Hal diatas dapat dibuktikan
dengan keadaan bangsa yang kita rasakan sekarang, dewasa ini banyak anak cucu
kita yang meniru budaya barat, misalnya, berpakaian yang mengundang hawa nafsu,
pergaulan bebas dll . Hal itu membuktikan bahwasannya nilai agama dan nilai
moral generasi penerus bangsa ini melemah. Akan tetapi, permasalahan tersebut
adalah bagaimana jika para orang tua lemah dalam nilai-nilai agama dan
moralitas. Sehingga tak ada contoh bagi pemuda bangsa untuk memperbaiki moral?

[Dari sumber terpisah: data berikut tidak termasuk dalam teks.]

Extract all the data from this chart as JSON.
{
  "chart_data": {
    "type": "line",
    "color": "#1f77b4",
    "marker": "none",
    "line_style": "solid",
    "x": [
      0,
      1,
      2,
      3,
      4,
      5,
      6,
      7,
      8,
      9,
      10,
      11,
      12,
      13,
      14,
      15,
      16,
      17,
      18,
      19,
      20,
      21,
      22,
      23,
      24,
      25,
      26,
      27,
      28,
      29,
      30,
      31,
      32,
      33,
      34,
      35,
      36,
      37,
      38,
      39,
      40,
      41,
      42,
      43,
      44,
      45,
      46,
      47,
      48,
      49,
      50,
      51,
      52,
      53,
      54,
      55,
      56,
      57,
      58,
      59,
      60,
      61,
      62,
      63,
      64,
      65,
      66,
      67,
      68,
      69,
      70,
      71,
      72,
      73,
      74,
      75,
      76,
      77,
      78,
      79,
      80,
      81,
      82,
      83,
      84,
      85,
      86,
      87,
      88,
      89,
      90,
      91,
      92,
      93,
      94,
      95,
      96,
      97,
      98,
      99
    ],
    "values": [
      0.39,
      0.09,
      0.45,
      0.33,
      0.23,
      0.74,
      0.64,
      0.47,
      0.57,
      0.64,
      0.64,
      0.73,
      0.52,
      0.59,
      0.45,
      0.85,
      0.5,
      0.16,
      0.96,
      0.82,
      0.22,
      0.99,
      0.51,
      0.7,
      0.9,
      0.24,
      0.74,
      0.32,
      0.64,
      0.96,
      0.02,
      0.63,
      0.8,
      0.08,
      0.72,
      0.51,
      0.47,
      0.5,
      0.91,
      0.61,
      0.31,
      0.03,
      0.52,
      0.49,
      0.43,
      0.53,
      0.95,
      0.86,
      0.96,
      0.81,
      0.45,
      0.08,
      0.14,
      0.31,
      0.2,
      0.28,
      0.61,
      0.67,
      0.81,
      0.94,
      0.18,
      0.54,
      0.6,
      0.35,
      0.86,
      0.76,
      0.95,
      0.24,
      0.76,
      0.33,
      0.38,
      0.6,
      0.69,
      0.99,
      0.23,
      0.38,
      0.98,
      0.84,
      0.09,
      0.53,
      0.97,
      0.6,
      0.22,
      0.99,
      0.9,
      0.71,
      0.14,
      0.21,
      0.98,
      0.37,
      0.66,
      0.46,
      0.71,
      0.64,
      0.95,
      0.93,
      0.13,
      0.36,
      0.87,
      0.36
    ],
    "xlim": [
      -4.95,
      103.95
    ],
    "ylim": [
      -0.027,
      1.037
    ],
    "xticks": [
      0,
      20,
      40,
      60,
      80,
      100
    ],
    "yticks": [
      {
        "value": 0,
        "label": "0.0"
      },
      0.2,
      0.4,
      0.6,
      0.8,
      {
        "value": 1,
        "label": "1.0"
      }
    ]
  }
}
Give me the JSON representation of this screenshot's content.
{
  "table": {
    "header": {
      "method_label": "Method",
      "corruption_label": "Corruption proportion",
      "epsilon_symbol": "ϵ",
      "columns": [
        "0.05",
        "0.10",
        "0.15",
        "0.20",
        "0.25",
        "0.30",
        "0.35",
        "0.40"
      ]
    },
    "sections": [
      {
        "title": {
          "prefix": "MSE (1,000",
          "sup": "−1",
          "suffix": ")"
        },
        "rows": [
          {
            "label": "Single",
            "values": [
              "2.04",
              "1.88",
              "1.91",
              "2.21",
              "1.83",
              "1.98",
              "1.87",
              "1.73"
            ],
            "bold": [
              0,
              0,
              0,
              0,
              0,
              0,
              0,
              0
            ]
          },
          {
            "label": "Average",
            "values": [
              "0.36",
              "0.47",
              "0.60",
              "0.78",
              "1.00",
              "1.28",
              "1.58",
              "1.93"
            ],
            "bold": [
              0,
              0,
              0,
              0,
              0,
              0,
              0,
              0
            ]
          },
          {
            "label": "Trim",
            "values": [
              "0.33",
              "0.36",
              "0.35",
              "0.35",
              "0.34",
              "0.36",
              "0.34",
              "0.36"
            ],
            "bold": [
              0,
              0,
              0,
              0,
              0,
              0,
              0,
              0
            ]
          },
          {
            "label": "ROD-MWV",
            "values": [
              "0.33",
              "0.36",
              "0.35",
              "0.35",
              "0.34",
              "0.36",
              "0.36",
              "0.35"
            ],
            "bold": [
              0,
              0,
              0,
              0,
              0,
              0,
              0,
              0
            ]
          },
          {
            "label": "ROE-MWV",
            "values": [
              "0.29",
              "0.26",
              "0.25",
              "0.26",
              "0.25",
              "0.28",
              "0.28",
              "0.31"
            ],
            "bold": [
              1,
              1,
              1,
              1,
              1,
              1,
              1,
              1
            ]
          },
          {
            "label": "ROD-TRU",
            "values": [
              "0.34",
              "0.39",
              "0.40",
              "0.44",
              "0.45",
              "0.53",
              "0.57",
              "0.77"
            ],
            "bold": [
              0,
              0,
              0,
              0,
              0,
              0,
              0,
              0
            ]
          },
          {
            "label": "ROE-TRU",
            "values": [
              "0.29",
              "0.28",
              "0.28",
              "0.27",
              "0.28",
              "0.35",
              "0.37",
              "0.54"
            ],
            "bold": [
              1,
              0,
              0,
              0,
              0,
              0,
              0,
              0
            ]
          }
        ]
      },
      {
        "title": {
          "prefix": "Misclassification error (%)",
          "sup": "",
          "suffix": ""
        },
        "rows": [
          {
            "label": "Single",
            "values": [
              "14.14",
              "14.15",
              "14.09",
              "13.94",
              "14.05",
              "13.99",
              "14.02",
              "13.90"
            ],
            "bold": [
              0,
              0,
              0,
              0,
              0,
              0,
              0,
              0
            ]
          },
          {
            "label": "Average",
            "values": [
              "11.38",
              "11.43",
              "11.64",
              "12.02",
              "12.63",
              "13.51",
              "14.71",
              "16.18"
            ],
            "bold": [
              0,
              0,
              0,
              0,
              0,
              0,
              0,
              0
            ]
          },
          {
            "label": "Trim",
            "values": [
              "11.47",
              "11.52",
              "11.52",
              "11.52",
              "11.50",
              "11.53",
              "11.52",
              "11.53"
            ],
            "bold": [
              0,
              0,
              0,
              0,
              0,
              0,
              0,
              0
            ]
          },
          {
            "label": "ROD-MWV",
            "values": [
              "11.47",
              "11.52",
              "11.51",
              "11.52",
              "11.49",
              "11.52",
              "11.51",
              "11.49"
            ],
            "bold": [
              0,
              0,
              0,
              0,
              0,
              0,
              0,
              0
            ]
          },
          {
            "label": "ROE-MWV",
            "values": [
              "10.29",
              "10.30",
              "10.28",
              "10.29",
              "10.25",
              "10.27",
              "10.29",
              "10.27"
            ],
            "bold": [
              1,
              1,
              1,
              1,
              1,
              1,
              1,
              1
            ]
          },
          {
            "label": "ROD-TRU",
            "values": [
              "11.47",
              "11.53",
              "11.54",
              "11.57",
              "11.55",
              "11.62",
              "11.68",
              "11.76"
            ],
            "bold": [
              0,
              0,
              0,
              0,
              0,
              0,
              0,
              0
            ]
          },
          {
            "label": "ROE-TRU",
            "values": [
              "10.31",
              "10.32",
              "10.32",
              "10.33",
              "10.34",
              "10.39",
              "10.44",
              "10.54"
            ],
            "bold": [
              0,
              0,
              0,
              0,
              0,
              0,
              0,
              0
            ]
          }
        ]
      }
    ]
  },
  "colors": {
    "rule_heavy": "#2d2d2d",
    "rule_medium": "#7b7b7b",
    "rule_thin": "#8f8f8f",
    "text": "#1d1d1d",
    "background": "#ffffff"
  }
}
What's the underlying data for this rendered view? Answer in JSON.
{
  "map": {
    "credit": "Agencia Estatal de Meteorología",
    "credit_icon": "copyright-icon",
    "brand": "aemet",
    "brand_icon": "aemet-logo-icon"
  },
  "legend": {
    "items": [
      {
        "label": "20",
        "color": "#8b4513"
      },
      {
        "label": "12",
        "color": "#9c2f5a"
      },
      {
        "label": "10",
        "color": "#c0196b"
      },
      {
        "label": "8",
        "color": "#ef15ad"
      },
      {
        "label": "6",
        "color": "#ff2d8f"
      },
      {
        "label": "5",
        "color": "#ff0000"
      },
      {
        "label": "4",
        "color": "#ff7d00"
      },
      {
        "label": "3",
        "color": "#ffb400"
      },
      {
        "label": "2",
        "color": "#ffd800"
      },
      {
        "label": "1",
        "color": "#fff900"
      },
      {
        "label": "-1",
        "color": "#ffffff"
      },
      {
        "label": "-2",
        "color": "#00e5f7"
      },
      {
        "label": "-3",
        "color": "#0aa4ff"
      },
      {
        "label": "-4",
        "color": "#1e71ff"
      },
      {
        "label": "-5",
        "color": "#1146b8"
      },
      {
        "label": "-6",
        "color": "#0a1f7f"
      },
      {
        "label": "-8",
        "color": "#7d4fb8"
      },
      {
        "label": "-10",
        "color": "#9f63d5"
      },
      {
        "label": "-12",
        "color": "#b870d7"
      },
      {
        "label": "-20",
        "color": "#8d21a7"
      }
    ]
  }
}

Pendidikan Aswaja muncul sebagai
jawaban dari pertanyaan diatas. Pendidikan aswaja mempunyai kelebihan, salah
satunya: pendidikan aswaja tidak hanya ditujukan ke lembaga pendidikan saja
namun juga di tujukan kepada masyarakat luas, hal ini dapat memperkuat aspek
agama maupun moralitas masyarakat. Misalnya acara pengajian rutin yang di isi
oleh ulama’ , hal itu sangat baik untuk meningkatkan nilai-nilai agama dalam
masyarakat.
Hal lain yang istimewa dari
pendidikan aswaja adalah: pendidikan yang lebih dikonsentrasikan pada lembaga
pendidikan islami atau dapat disebut pondok pesantren. Hal itu dapat membantu
kita selaku orang tua supaya anak cucu kita dapat mengenal nilai-nilai agama
dan moral.[16]
C. Tujuan Aswaja Terhadap
Pendidikan
Pendidikan Aswaja baik di tingkat
dasar maupun menengah bertujuan untuk memperkenalkan dan menanamkan nilai-nilai
paham Aswaja secara keseluruhan kepada peserta didik, sehingga nantinya akan
menjadi muslim yang terus berkembang dalam hal keyakinan, ketakwaan kepada
Allah Swt., serta berakhlak mulia dalam kehidupan individual maupun kolektif,
sesuai dengan tuntunan ajaran Islam Ahlussunnah Waljama’ah yang dicontohkan
oleh jama’ah, mulai dari sahabat, tabi’in, tabi’it dan para ulama dari generasi
ke generasi.[17]
Tujuan aswaja sebenarnya adalah
mengarahkan kepada pembentukkan generasi baru (generasi yang beriman dan
berpegang teguh kepada ajaran-ajaran Islam yang benar) yang mengikuti
sunah Nabi Muhammad SAW, dimana generasi baru itu bekerja untuk
memformat umat ini dengan format Islam dalam semua aspek
kehidupan. Oleh karena itu, sarana yang digunakan untuk mewujudkan tujuan
tersebut terbatas pada perubahan terbatas pada perubahan tradisi pada umumnya
dan pembinaan para pendukung dakwah agar komitmen dengan ajaran-ajaran Islam,
sehingga mereka menjadi teladan bagi orang lain dalam berpegang teguh
kepada-Nya, memelihara dan tunduk kepada hukum-hukum-Nya.[18]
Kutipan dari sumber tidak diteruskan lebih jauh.